The low did test a lower trend line on the daily chart in the USDJPY
The USDJPY trades to the lowest level since January flash crash day (Jan4 low was at 107.507). The low today reached 107.46 so far. On the daily chart below, there is a lower trend line at 107.41. That level is a key borderline for the bulls and the bears (and the last line in the sand for buyers). Stay above it is more bullish. Move below and the door opens for more selling.
Drilling to the hourly chart below, the run lower today had a couple of bearish moves.
- The high today stalled against the old floor at the 108.16 level . Bearish.
- The pair tumbled below the 107.809-879 swing area (see blue circles). Bearish.

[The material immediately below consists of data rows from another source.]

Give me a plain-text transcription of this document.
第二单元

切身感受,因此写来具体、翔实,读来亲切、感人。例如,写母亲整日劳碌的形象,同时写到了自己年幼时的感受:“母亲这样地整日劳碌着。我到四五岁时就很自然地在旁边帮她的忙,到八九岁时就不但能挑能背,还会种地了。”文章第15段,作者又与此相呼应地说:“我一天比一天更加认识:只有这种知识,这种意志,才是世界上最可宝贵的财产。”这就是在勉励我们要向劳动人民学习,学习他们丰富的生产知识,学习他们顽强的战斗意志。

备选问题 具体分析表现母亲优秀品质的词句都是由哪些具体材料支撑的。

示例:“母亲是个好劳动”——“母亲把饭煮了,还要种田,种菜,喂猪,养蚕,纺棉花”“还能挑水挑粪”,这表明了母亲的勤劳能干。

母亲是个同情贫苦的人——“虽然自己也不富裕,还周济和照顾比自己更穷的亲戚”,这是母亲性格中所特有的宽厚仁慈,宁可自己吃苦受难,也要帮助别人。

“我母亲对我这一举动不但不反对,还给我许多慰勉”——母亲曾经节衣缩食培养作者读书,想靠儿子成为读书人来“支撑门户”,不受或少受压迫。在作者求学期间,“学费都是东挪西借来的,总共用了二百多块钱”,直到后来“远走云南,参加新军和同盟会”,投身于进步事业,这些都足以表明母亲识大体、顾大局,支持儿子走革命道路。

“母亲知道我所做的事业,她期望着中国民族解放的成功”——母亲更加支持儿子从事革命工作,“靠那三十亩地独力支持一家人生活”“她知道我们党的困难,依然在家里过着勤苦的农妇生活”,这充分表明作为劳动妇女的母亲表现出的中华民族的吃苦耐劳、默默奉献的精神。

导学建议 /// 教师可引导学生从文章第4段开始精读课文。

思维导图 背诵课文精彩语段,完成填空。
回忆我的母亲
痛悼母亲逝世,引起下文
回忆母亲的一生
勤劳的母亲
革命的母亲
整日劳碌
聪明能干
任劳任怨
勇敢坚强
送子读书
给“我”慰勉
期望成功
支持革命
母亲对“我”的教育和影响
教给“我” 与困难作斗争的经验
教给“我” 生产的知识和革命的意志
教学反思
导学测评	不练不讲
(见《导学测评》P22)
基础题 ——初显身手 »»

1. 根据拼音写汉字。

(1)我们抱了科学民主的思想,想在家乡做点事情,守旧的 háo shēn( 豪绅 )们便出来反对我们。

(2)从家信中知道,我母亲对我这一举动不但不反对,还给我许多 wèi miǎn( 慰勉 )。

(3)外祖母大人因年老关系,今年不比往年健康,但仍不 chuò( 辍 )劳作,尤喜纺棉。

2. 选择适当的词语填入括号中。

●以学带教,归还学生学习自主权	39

- THe correction off the daily trend line support hold (against 107.41), found sellers against the swing area at 107.809-879. Bearish.
We are back down and trading at the 107.53 level. We know from the daily chart that the 107.41 is the last line in the sand to hold.
So, although the bears are in control and sellers/shorts from above can hold on below the 107.879 level, I would expect that buyers would lean against that trend line at 107.41 with stops if the price action shows more willingness to stay below that level (give it a few pips for dip buyers).
Sellers from above who like the pair moving lower, could take partial profit and reestablish on a break below. The point is, the 107.41 is a key level.